Now Quinn was dumbfounded. The possibilities his mind grasped were slippery and temporary.
“Note said he was being controlled by the Gremlin. Said we’d find out how. The thing is, we’ve gotta act fast. Ellis planted explosives in about a dozen buildings. He knew where and how to plant them. Not only will the buildings come down, but the way and sequence in which they fall will cause them to bring down strings of surrounding buildings, sometimes over a dozen at a time.”
“Like dominos,” Quinn said. He felt his heartbeat accelerate. Fear creeping in as he tried to grasp what he’d just heard. What it meant.
“But with people inside.” Renz said. “Manhattan will be mostly debris when the chain reactions occur.”
“What’s supposed to detonate the explosives?”
“Timers that will activate sequentially so the most damage can be done. A car driven a route south to north, mostly along Broadway, is supposed to send out signals the length of the island that will activate the timers as it passes. That way the right buildings will come down in the right sequences.” Renz’s voice got heavy. “This will all happen within minutes after the first timer is activated.”
“So somebody other than Ellis is supposed to drive the car and make the bombs live?”
“Nope. That’s not our problem, now that we know their plan. Ordinarily we’d simply stop all north-south traffic, at least minimize the damage.”
“Why can’t you do that now?”
“We don’t have to worry about a car or truck,” Renz said. “The killer wants a helicopter. The device used to signal all the detonator timers to start ticking is simply a bastardized cell phone. A brief helicopter flight over Manhattan with that thing broadcasting will cause approximately the same damage as a nuclear bomb.”

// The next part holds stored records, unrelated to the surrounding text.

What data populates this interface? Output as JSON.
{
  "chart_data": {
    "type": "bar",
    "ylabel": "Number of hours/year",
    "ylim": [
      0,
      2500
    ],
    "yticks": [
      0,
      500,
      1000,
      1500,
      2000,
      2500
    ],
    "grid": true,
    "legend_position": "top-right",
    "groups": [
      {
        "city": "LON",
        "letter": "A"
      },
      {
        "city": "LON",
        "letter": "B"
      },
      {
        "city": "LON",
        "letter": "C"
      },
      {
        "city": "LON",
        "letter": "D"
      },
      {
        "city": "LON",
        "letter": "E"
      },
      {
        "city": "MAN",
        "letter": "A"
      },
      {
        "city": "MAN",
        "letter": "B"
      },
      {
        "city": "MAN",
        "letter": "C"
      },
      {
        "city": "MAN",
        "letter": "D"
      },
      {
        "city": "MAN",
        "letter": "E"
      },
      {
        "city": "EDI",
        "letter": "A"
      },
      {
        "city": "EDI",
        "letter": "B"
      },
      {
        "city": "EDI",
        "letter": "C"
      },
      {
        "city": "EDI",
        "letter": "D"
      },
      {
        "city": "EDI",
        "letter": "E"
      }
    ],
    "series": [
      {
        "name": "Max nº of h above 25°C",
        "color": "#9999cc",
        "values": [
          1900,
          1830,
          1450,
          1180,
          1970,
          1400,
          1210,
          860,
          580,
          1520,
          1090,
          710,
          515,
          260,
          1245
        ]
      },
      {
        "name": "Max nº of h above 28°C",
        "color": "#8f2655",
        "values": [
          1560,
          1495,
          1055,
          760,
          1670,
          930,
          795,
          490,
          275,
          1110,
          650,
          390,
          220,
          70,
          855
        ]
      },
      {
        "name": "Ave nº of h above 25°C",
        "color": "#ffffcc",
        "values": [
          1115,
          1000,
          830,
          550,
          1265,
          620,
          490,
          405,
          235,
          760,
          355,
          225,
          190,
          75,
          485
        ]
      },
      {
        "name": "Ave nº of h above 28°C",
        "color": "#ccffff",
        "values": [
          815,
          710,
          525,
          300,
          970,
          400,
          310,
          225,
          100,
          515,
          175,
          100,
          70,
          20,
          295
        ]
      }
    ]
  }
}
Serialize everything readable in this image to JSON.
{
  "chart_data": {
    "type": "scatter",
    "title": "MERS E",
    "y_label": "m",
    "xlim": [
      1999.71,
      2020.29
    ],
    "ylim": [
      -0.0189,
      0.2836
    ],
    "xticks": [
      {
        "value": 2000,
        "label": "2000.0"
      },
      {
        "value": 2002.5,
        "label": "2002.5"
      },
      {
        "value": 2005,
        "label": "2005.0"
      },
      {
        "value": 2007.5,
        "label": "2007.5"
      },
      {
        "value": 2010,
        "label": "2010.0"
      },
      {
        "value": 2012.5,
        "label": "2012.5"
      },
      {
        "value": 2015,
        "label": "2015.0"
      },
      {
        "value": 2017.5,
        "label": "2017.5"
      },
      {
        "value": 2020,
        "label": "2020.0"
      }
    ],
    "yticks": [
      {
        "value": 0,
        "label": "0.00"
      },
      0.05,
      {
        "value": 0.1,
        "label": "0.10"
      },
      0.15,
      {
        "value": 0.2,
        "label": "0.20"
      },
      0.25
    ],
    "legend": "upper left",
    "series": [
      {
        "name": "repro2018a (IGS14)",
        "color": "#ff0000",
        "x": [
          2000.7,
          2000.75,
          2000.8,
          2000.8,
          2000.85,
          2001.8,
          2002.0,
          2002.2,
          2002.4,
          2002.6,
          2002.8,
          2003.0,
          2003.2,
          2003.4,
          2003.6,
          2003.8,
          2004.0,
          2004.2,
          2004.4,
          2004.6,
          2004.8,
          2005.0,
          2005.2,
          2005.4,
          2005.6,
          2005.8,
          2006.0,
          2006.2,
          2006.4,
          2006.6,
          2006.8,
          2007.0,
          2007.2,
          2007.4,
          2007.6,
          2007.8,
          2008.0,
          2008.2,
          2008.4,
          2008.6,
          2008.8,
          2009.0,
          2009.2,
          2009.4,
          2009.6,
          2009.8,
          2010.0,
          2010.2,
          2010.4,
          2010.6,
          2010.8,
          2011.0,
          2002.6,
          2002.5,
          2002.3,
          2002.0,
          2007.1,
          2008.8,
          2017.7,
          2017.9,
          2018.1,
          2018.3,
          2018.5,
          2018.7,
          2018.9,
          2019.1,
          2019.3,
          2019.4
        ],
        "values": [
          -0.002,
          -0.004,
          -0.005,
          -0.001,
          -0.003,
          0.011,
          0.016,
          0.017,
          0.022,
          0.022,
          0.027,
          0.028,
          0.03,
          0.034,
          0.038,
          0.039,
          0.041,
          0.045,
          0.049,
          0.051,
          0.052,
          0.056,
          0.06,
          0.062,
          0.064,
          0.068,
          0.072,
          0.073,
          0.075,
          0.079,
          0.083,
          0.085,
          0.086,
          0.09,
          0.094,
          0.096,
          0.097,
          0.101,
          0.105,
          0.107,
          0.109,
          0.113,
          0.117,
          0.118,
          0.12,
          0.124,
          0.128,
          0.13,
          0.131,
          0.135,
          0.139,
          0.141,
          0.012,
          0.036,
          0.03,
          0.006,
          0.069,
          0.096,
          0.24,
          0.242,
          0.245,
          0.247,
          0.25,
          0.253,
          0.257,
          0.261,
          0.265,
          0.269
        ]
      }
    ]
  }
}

“Is there a way to fly the same route and neutralize the timers or detonators by broadcasting a different signal?”
“That’s what everyone here is trying to determine. We decided to talk to you about what we consider our only alternative.”
“Which is?”
“Give the helicopter pilot what he wants.”
“Which is?”
“Pearl.”
As Quinn stood in the suddenly cold silence, he was sure he could hear the distant but persistent thrashing sound of an approaching helicopter.